April 11, 2003

Joint Tax Committee Calls for Changes in Policies on Employee Ownership in Retirement Plans

NCEO founder and senior staff member

The Joint Tax Committee (JTC) of the Congress has urged that employee retirement plans rely less on investments in employer stock. In its February 3, 2003, "Report of Investigation of Enron Corporation and Related Entities," the JTC urged that retirement laws be changed so that:

  • Plans should provide participants with investment education on the importance of diversification, including notices to individuals whose assets are overconcentrated in a single investment.
  • Plans should not be allowed to require employee elective deferrals or after-tax contributions be in employer stock (something that is already hard to under existing law).
  • Plans should required to allow employees to diversify out of employer contributed investments in employer stock.
  • Statements of executives concerning plan investments should be subject to fiduciary rules, even if the executives are not fiduciaries of the plan.
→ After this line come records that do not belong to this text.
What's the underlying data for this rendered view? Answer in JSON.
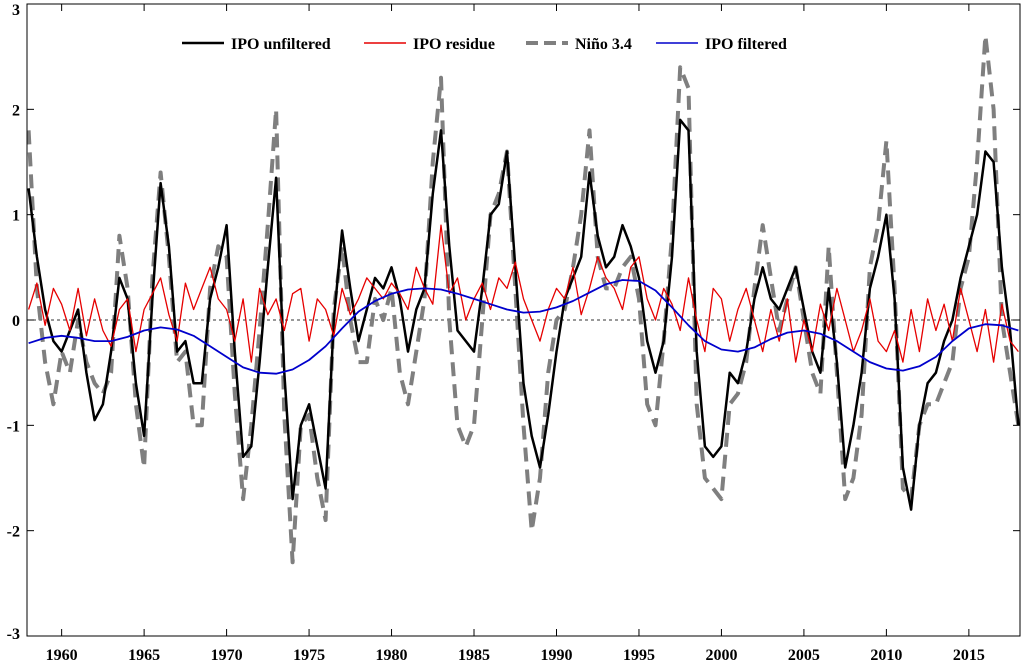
{
  "chart_data": {
    "type": "line",
    "title": "",
    "xlabel": "",
    "ylabel": "",
    "xlim": [
      1957.9,
      2018.1
    ],
    "ylim": [
      -3,
      3
    ],
    "x_ticks": [
      1960,
      1965,
      1970,
      1975,
      1980,
      1985,
      1990,
      1995,
      2000,
      2005,
      2010,
      2015
    ],
    "y_ticks": [
      -3,
      -2,
      -1,
      0,
      1,
      2,
      3
    ],
    "zero_line": true,
    "legend": {
      "placement": "top-center",
      "orientation": "horizontal"
    },
    "series": [
      {
        "name": "IPO unfiltered",
        "color": "#000000",
        "style": "solid",
        "x": [
          1958.0,
          1958.5,
          1959.0,
          1959.5,
          1960.0,
          1960.5,
          1961.0,
          1961.5,
          1962.0,
          1962.5,
          1963.0,
          1963.5,
          1964.0,
          1964.5,
          1965.0,
          1965.5,
          1966.0,
          1966.5,
          1967.0,
          1967.5,
          1968.0,
          1968.5,
          1969.0,
          1969.5,
          1970.0,
          1970.5,
          1971.0,
          1971.5,
          1972.0,
          1972.5,
          1973.0,
          1973.5,
          1974.0,
          1974.5,
          1975.0,
          1975.5,
          1976.0,
          1976.5,
          1977.0,
          1977.5,
          1978.0,
          1978.5,
          1979.0,
          1979.5,
          1980.0,
          1980.5,
          1981.0,
          1981.5,
          1982.0,
          1982.5,
          1983.0,
          1983.5,
          1984.0,
          1984.5,
          1985.0,
          1985.5,
          1986.0,
          1986.5,
          1987.0,
          1987.5,
          1988.0,
          1988.5,
          1989.0,
          1989.5,
          1990.0,
          1990.5,
          1991.0,
          1991.5,
          1992.0,
          1992.5,
          1993.0,
          1993.5,
          1994.0,
          1994.5,
          1995.0,
          1995.5,
          1996.0,
          1996.5,
          1997.0,
          1997.5,
          1998.0,
          1998.5,
          1999.0,
          1999.5,
          2000.0,
          2000.5,
          2001.0,
          2001.5,
          2002.0,
          2002.5,
          2003.0,
          2003.5,
          2004.0,
          2004.5,
          2005.0,
          2005.5,
          2006.0,
          2006.5,
          2007.0,
          2007.5,
          2008.0,
          2008.5,
          2009.0,
          2009.5,
          2010.0,
          2010.5,
          2011.0,
          2011.5,
          2012.0,
          2012.5,
          2013.0,
          2013.5,
          2014.0,
          2014.5,
          2015.0,
          2015.5,
          2016.0,
          2016.5,
          2017.0,
          2017.5,
          2018.0
        ],
        "y": [
          1.25,
          0.6,
          0.1,
          -0.2,
          -0.3,
          -0.1,
          0.1,
          -0.5,
          -0.95,
          -0.8,
          -0.3,
          0.4,
          0.2,
          -0.6,
          -1.1,
          0.2,
          1.3,
          0.7,
          -0.3,
          -0.2,
          -0.6,
          -0.6,
          0.2,
          0.5,
          0.9,
          -0.3,
          -1.3,
          -1.2,
          -0.4,
          0.5,
          1.35,
          -0.5,
          -1.7,
          -1.0,
          -0.8,
          -1.2,
          -1.6,
          0.0,
          0.85,
          0.3,
          -0.2,
          0.1,
          0.4,
          0.3,
          0.5,
          0.2,
          -0.3,
          0.1,
          0.3,
          1.2,
          1.8,
          0.7,
          -0.1,
          -0.2,
          -0.3,
          0.3,
          1.0,
          1.1,
          1.6,
          0.5,
          -0.6,
          -1.1,
          -1.4,
          -0.9,
          -0.3,
          0.2,
          0.4,
          0.6,
          1.4,
          0.8,
          0.5,
          0.6,
          0.9,
          0.7,
          0.4,
          -0.2,
          -0.5,
          -0.2,
          0.6,
          1.9,
          1.8,
          -0.3,
          -1.2,
          -1.3,
          -1.2,
          -0.5,
          -0.6,
          -0.3,
          0.2,
          0.5,
          0.2,
          0.1,
          0.3,
          0.5,
          0.1,
          -0.3,
          -0.5,
          0.3,
          -0.4,
          -1.4,
          -1.0,
          -0.5,
          0.3,
          0.6,
          1.0,
          0.2,
          -1.4,
          -1.8,
          -1.0,
          -0.6,
          -0.5,
          -0.2,
          0.0,
          0.4,
          0.7,
          1.0,
          1.6,
          1.5,
          0.5,
          -0.1,
          -1.0
        ]
      },
      {
        "name": "IPO residue",
        "color": "#e60000",
        "style": "solid",
        "x": [
          1958.0,
          1958.5,
          1959.0,
          1959.5,
          1960.0,
          1960.5,
          1961.0,
          1961.5,
          1962.0,
          1962.5,
          1963.0,
          1963.5,
          1964.0,
          1964.5,
          1965.0,
          1965.5,
          1966.0,
          1966.5,
          1967.0,
          1967.5,
          1968.0,
          1968.5,
          1969.0,
          1969.5,
          1970.0,
          1970.5,
          1971.0,
          1971.5,
          1972.0,
          1972.5,
          1973.0,
          1973.5,
          1974.0,
          1974.5,
          1975.0,
          1975.5,
          1976.0,
          1976.5,
          1977.0,
          1977.5,
          1978.0,
          1978.5,
          1979.0,
          1979.5,
          1980.0,
          1980.5,
          1981.0,
          1981.5,
          1982.0,
          1982.5,
          1983.0,
          1983.5,
          1984.0,
          1984.5,
          1985.0,
          1985.5,
          1986.0,
          1986.5,
          1987.0,
          1987.5,
          1988.0,
          1988.5,
          1989.0,
          1989.5,
          1990.0,
          1990.5,
          1991.0,
          1991.5,
          1992.0,
          1992.5,
          1993.0,
          1993.5,
          1994.0,
          1994.5,
          1995.0,
          1995.5,
          1996.0,
          1996.5,
          1997.0,
          1997.5,
          1998.0,
          1998.5,
          1999.0,
          1999.5,
          2000.0,
          2000.5,
          2001.0,
          2001.5,
          2002.0,
          2002.5,
          2003.0,
          2003.5,
          2004.0,
          2004.5,
          2005.0,
          2005.5,
          2006.0,
          2006.5,
          2007.0,
          2007.5,
          2008.0,
          2008.5,
          2009.0,
          2009.5,
          2010.0,
          2010.5,
          2011.0,
          2011.5,
          2012.0,
          2012.5,
          2013.0,
          2013.5,
          2014.0,
          2014.5,
          2015.0,
          2015.5,
          2016.0,
          2016.5,
          2017.0,
          2017.5,
          2018.0
        ],
        "y": [
          0.1,
          0.35,
          -0.05,
          0.3,
          0.15,
          -0.1,
          0.3,
          -0.15,
          0.2,
          -0.1,
          -0.25,
          0.1,
          0.2,
          -0.3,
          0.1,
          0.25,
          0.4,
          0.05,
          -0.2,
          0.35,
          0.1,
          0.3,
          0.5,
          0.2,
          0.1,
          -0.2,
          0.2,
          -0.4,
          0.3,
          0.05,
          0.2,
          -0.1,
          0.25,
          0.3,
          -0.2,
          0.2,
          0.1,
          -0.15,
          0.3,
          0.05,
          0.2,
          0.4,
          0.3,
          0.2,
          0.35,
          0.25,
          0.1,
          0.5,
          0.3,
          0.15,
          0.9,
          0.25,
          0.4,
          0.0,
          0.2,
          0.35,
          0.1,
          0.4,
          0.3,
          0.55,
          0.2,
          0.0,
          -0.2,
          0.1,
          0.3,
          0.2,
          0.5,
          0.05,
          0.3,
          0.6,
          0.4,
          0.3,
          0.1,
          0.5,
          0.6,
          0.2,
          0.0,
          0.3,
          0.15,
          -0.1,
          0.4,
          0.0,
          -0.3,
          0.3,
          0.2,
          -0.2,
          0.1,
          0.3,
          0.0,
          -0.3,
          0.1,
          -0.2,
          0.2,
          -0.4,
          0.0,
          -0.3,
          0.15,
          -0.1,
          0.3,
          0.0,
          -0.3,
          -0.1,
          0.2,
          -0.2,
          -0.3,
          -0.1,
          -0.4,
          0.1,
          -0.3,
          0.2,
          -0.1,
          0.15,
          -0.2,
          0.3,
          0.0,
          -0.3,
          0.1,
          -0.4,
          0.15,
          -0.2,
          -0.3
        ]
      },
      {
        "name": "Niño 3.4",
        "color": "#7f7f7f",
        "style": "dashed",
        "x": [
          1958.0,
          1958.5,
          1959.0,
          1959.5,
          1960.0,
          1960.5,
          1961.0,
          1961.5,
          1962.0,
          1962.5,
          1963.0,
          1963.5,
          1964.0,
          1964.5,
          1965.0,
          1965.5,
          1966.0,
          1966.5,
          1967.0,
          1967.5,
          1968.0,
          1968.5,
          1969.0,
          1969.5,
          1970.0,
          1970.5,
          1971.0,
          1971.5,
          1972.0,
          1972.5,
          1973.0,
          1973.5,
          1974.0,
          1974.5,
          1975.0,
          1975.5,
          1976.0,
          1976.5,
          1977.0,
          1977.5,
          1978.0,
          1978.5,
          1979.0,
          1979.5,
          1980.0,
          1980.5,
          1981.0,
          1981.5,
          1982.0,
          1982.5,
          1983.0,
          1983.5,
          1984.0,
          1984.5,
          1985.0,
          1985.5,
          1986.0,
          1986.5,
          1987.0,
          1987.5,
          1988.0,
          1988.5,
          1989.0,
          1989.5,
          1990.0,
          1990.5,
          1991.0,
          1991.5,
          1992.0,
          1992.5,
          1993.0,
          1993.5,
          1994.0,
          1994.5,
          1995.0,
          1995.5,
          1996.0,
          1996.5,
          1997.0,
          1997.5,
          1998.0,
          1998.5,
          1999.0,
          1999.5,
          2000.0,
          2000.5,
          2001.0,
          2001.5,
          2002.0,
          2002.5,
          2003.0,
          2003.5,
          2004.0,
          2004.5,
          2005.0,
          2005.5,
          2006.0,
          2006.5,
          2007.0,
          2007.5,
          2008.0,
          2008.5,
          2009.0,
          2009.5,
          2010.0,
          2010.5,
          2011.0,
          2011.5,
          2012.0,
          2012.5,
          2013.0,
          2013.5,
          2014.0,
          2014.5,
          2015.0,
          2015.5,
          2016.0,
          2016.5,
          2017.0,
          2017.5,
          2018.0
        ],
        "y": [
          1.8,
          0.3,
          -0.4,
          -0.8,
          -0.3,
          -0.5,
          0.0,
          -0.4,
          -0.6,
          -0.7,
          -0.5,
          0.8,
          0.3,
          -0.8,
          -1.4,
          0.4,
          1.4,
          0.6,
          -0.4,
          -0.3,
          -1.0,
          -1.0,
          0.3,
          0.7,
          0.6,
          -0.7,
          -1.7,
          -1.0,
          -0.1,
          0.9,
          2.0,
          -0.9,
          -2.3,
          -1.0,
          -0.9,
          -1.5,
          -1.9,
          0.1,
          0.7,
          0.0,
          -0.4,
          -0.4,
          0.2,
          0.0,
          0.3,
          -0.5,
          -0.8,
          -0.3,
          0.2,
          1.5,
          2.3,
          0.0,
          -1.0,
          -1.2,
          -1.0,
          0.0,
          1.0,
          1.2,
          1.6,
          0.3,
          -1.0,
          -2.0,
          -1.5,
          -0.5,
          0.0,
          0.1,
          0.5,
          1.0,
          1.8,
          0.6,
          0.3,
          0.3,
          0.5,
          0.6,
          0.2,
          -0.8,
          -1.0,
          -0.2,
          0.8,
          2.4,
          2.2,
          -0.8,
          -1.5,
          -1.6,
          -1.7,
          -0.8,
          -0.7,
          -0.4,
          0.3,
          0.9,
          0.4,
          -0.1,
          0.2,
          0.5,
          0.0,
          -0.5,
          -0.7,
          0.7,
          -0.5,
          -1.7,
          -1.5,
          -0.9,
          0.5,
          0.9,
          1.7,
          0.3,
          -1.6,
          -1.7,
          -1.0,
          -0.8,
          -0.8,
          -0.6,
          -0.4,
          0.3,
          0.6,
          1.5,
          2.7,
          2.0,
          0.0,
          -0.5,
          -1.0
        ]
      },
      {
        "name": "IPO filtered",
        "color": "#0000cc",
        "style": "solid",
        "x": [
          1958,
          1959,
          1960,
          1961,
          1962,
          1963,
          1964,
          1965,
          1966,
          1967,
          1968,
          1969,
          1970,
          1971,
          1972,
          1973,
          1974,
          1975,
          1976,
          1977,
          1978,
          1979,
          1980,
          1981,
          1982,
          1983,
          1984,
          1985,
          1986,
          1987,
          1988,
          1989,
          1990,
          1991,
          1992,
          1993,
          1994,
          1995,
          1996,
          1997,
          1998,
          1999,
          2000,
          2001,
          2002,
          2003,
          2004,
          2005,
          2006,
          2007,
          2008,
          2009,
          2010,
          2011,
          2012,
          2013,
          2014,
          2015,
          2016,
          2017,
          2018
        ],
        "y": [
          -0.22,
          -0.17,
          -0.15,
          -0.17,
          -0.2,
          -0.2,
          -0.16,
          -0.1,
          -0.07,
          -0.09,
          -0.15,
          -0.25,
          -0.35,
          -0.45,
          -0.5,
          -0.51,
          -0.47,
          -0.38,
          -0.25,
          -0.08,
          0.08,
          0.18,
          0.25,
          0.29,
          0.3,
          0.29,
          0.25,
          0.2,
          0.15,
          0.1,
          0.07,
          0.08,
          0.12,
          0.18,
          0.26,
          0.34,
          0.38,
          0.37,
          0.28,
          0.12,
          -0.05,
          -0.2,
          -0.28,
          -0.3,
          -0.26,
          -0.18,
          -0.12,
          -0.1,
          -0.13,
          -0.2,
          -0.3,
          -0.4,
          -0.46,
          -0.48,
          -0.44,
          -0.35,
          -0.2,
          -0.08,
          -0.04,
          -0.05,
          -0.1
        ]
      }
    ]
  }
}
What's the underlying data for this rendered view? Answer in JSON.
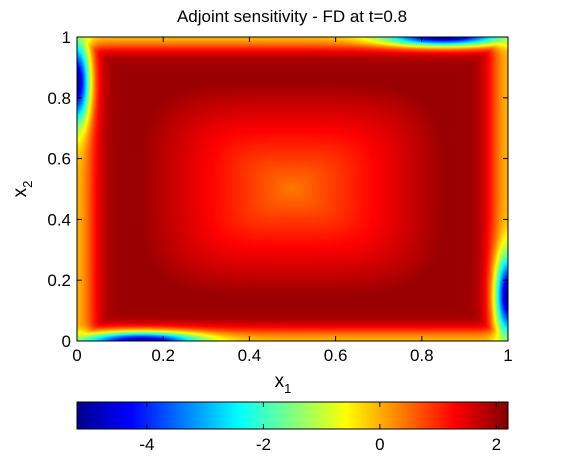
{
  "chart_data": {
    "type": "heatmap",
    "title": "Adjoint sensitivity - FD at t=0.8",
    "xlabel": {
      "base": "x",
      "sub": "1"
    },
    "ylabel": {
      "base": "x",
      "sub": "2"
    },
    "xlim": [
      0,
      1
    ],
    "ylim": [
      0,
      1
    ],
    "xticks": [
      0,
      0.2,
      0.4,
      0.6,
      0.8,
      1
    ],
    "xtick_labels": [
      "0",
      "0.2",
      "0.4",
      "0.6",
      "0.8",
      "1"
    ],
    "yticks": [
      0,
      0.2,
      0.4,
      0.6,
      0.8,
      1
    ],
    "ytick_labels": [
      "0",
      "0.2",
      "0.4",
      "0.6",
      "0.8",
      "1"
    ],
    "colormap": "jet",
    "colorbar": {
      "location": "bottom",
      "clim": [
        -5.2,
        2.2
      ],
      "ticks": [
        -4,
        -2,
        0,
        2
      ],
      "tick_labels": [
        "-4",
        "-2",
        "0",
        "2"
      ]
    },
    "field_description": {
      "center_value": 0.4,
      "ring_value": 2.0,
      "ring_extent": 0.35,
      "corner_edge_minimum": -5.0,
      "corner_edges": [
        "left-top",
        "top-right",
        "right-bottom",
        "bottom-left"
      ]
    },
    "colors": {
      "jet_stops": [
        "#00008f",
        "#0000ff",
        "#00ffff",
        "#ffff00",
        "#ff0000",
        "#800000"
      ]
    }
  }
}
The JTC noted, however, that "because of the strong corporate culture that encouraged Enron stock ownership by Enron employees, it is not clear that the outcome would have been any different if these measures has been in place prior to the bankruptcy. Further, Enron is not alone in its high concentration of investment in employer stock. A recent study of 219 large 401(k) plans found 25 plans that had over 60% of their assets in employer securities. Given these factors, the Joint Committee staff is concerned that, absent legal restrictions on the amount of employer securities that can be held in defined contribution plans, situations such as Enron's may occur again. Such restrictions would involve a major policy change from present law."

The committee also noted that Enron relied heavily on options, both for executives and in broad-based plans. It noted that different treatments of options for tax and accounting purposes contributed to the problems at the company. In addition, the report criticized the excessive reliance on stock-based compensation for executives, saying it led to an overemphasis on stock price.

As is widely known, Enron's 401(k) plan was heavily invested in Enron stock. Less well known is that Enron also had an ESOP, as well as a pension plan with an ESOP floor-offset arrangement. These kinds of plans are no longer allowed, but Enron's was grandfathered. The complicated arrangement tied Enron's pension plan value to Enron stock in a way that ultimately was very harmful to many of the plan's participants.

It is not clear from the report whether the JTC is recommending changes only for 401(k) and other plans allowing for employee investments or would recommend limits on ESOPs as well. The recommendations are from the JTC staff, not the committee members. Congress has already shown it is not ready to go as far as the JTC would suggest in placing absolute limits on employer stock in defined contribution plans, and it has specifically exempted conventional ESOPs from any legislative reform efforts. Although the JTC report shows that there is strong sentiment among many professionals that employer stock be limited in retirement plans, it appears very unlikely that ESOPs will be affected, in part because research shows that ESOP companies are actually much more likely than non-ESOP companies to have diversified retirement plans.